Review: I, Iago, Nicole Galland

Some years, my pal Jeanne from Necromancy Never Pays makes it down to Louisiana and stops by for a visit with my family. Last year, she so so kindly brought me a book as a gift: I, Iago, by Nicole Galland, which she said I would enjoy.

I Iago

(Spoiler: I did, indeed, enjoy it.)

Nearly an entire year later, when I recalled that Jeanne would possibly be visiting again soon (yay!), I gave myself a stern talking-to about putting off reading books that were gifts, and I pulled I, Iago down off my TBR shelf and read it. And the thing is, the thing is, the book was completely delightful. Why would I not have read it before? Why do I own books and not read them?

internal monologue

I, Iago was predictably delightful. It’s a retelling of the Othello story from Iago’s perspective, and it doesn’t so much try to rehabilitate Iago as it tries to explain how he got to a place where he was willing to do all the evil deeds that he does in the play. The first half of the book is dedicated to his life as a Venetian, a man of battles, and a husband. Galland fleshes out a wonderful backstory for Iago, and his relationship with Emilia is particularly enjoyable. (I can’t speak to her historical research as I know 0 things about old-time Venice. They had doges? I dunno. I, Iago makes it seem like they had hella parties.)

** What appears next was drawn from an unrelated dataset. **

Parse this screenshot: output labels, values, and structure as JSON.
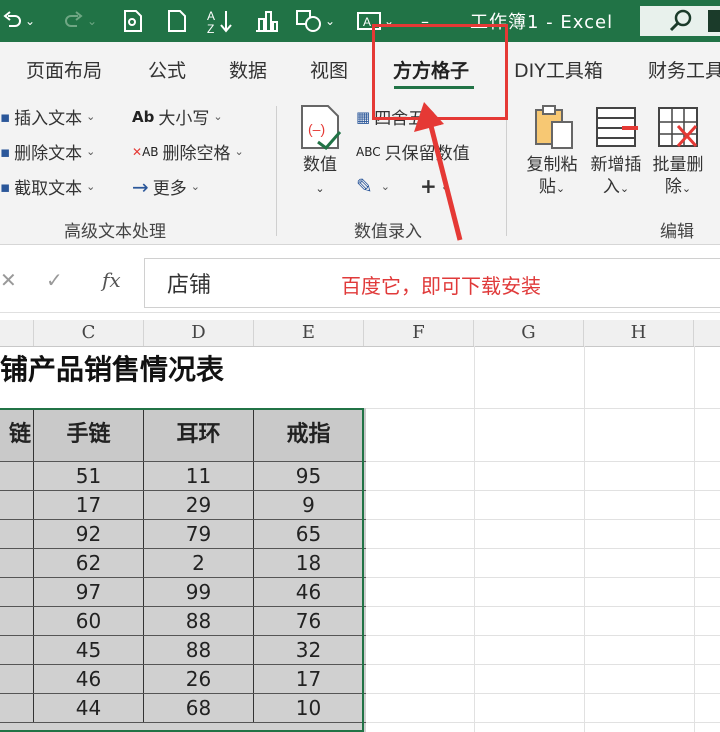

The second half, in my opinion, was less successful, falling prey to the same problem that many Shakespeare retellings faces, i.e., that it is very, very difficult to produce a faithful retelling of a Shakespeare play that doesn’t just annoy you for not actually being the Shakespeare play. In many places, Galland is reproducing dialogue from the play, but in a more casual idiom in line with the rest of her book. Since Shakespeare’s dialogue is a byword of genius, this is — maybe not the choice I’d have made. The fun of fanfiction (at least a major part of the fun of fanfiction) is its ability to flesh out stories that occur in the margins of the source text, and I, Iago is at its best when it does exactly that.

Tell me, friends, now that I’m in the mood for it: What’s the best Shakespeare retelling you’ve ever read?